When backpacking, I try to avoid crowds. The few people I do meet, however, often turn out to be memorable. This was true on the 1,300-mile hike I took across Oregon in 1985. My goal then was to begin research for my guidebooks. But my journal wound up revolving around the people I met.

After the trip, my journal was published as “Listening for Coyote.” One of the high points of that story was my encounter with Len Ramp and Betty McCaleb on the edge of southwest Oregon’s Kalmiopsis Wilderness, which comprises nearly 180,000 acres west and northwest of Cave Junction.

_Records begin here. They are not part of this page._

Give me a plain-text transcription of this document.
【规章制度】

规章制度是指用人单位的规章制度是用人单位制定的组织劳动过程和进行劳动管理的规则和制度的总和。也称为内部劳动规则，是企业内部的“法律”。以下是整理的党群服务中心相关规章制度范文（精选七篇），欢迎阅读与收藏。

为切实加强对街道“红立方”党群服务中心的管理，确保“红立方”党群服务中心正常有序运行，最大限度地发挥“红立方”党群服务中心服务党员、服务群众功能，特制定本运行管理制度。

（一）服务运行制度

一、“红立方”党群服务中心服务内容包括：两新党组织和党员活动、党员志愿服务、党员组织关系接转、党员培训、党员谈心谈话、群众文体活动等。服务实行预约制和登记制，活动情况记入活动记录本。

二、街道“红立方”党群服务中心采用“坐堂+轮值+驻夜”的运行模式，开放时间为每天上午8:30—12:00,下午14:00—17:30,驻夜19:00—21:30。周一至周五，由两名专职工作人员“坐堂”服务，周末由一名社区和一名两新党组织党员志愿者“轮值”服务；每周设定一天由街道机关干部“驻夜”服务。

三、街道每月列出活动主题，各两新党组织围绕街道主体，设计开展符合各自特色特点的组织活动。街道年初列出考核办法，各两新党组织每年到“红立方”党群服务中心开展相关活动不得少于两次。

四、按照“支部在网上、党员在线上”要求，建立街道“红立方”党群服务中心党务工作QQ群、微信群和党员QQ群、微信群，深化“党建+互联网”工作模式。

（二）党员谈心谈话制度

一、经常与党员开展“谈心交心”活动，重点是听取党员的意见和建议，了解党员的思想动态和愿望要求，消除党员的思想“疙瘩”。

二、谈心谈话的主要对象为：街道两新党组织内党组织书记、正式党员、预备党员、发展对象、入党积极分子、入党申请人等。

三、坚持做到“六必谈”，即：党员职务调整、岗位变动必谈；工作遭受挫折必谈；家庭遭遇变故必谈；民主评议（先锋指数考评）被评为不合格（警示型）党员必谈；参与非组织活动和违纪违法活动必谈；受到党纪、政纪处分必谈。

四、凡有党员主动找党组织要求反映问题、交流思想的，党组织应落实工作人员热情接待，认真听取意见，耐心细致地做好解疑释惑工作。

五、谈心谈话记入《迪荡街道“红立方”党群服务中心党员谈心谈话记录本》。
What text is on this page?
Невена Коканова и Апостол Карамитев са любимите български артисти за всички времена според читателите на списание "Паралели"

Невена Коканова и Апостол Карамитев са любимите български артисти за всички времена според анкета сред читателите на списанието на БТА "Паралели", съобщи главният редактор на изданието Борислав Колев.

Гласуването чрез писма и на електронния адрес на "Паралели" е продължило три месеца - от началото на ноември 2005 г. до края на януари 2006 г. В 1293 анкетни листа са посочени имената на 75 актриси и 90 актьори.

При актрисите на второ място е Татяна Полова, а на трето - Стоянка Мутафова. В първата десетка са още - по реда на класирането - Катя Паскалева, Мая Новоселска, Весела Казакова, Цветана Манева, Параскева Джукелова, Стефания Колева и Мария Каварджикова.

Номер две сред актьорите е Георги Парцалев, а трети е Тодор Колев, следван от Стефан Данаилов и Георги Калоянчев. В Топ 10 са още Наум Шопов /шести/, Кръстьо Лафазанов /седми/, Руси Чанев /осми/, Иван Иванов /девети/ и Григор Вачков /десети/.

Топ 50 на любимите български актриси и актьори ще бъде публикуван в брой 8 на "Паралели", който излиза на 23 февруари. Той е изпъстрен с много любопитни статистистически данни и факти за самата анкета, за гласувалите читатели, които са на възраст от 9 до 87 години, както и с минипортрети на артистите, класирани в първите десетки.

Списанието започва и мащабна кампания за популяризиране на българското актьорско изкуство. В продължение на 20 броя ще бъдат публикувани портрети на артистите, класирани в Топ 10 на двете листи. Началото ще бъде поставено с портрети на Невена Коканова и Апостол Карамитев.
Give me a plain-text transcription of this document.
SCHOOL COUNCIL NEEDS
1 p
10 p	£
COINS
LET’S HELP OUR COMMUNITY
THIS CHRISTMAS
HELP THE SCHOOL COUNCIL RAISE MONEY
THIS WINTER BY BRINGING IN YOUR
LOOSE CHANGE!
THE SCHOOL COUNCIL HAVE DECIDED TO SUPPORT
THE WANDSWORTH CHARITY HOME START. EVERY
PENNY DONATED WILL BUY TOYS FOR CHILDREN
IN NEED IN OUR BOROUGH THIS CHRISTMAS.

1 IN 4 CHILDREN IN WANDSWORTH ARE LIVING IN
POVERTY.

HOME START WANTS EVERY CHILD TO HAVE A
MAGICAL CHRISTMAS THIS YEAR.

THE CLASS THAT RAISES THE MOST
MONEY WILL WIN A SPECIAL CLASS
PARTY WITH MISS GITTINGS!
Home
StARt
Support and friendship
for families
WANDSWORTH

Here’s how I wrote up that encounter in my journal:

Len Ramp is a lean bantam of a man, with dark eyes and a trim black moustache. A dozen pockets in his red canvas vest bulge mysteriously. A geologist’s pick, the tool of his trade, hangs from a loop on his belt.

He shakes my hand with a firm grip and gives a signal to the driver of the pickup. The pickup growls back up the dusty road. Finally, Len speaks.

“He’ll meet us 10 miles up the road, at the edge of the Kalmiopsis. You didn’t want to toss your pack in the truck, did you?”

I look at the dust cloud left by the truck. How could I have failed to think of it myself? The pack’s straps have worn searing red grooves into my shoulders. But now I just shake my head.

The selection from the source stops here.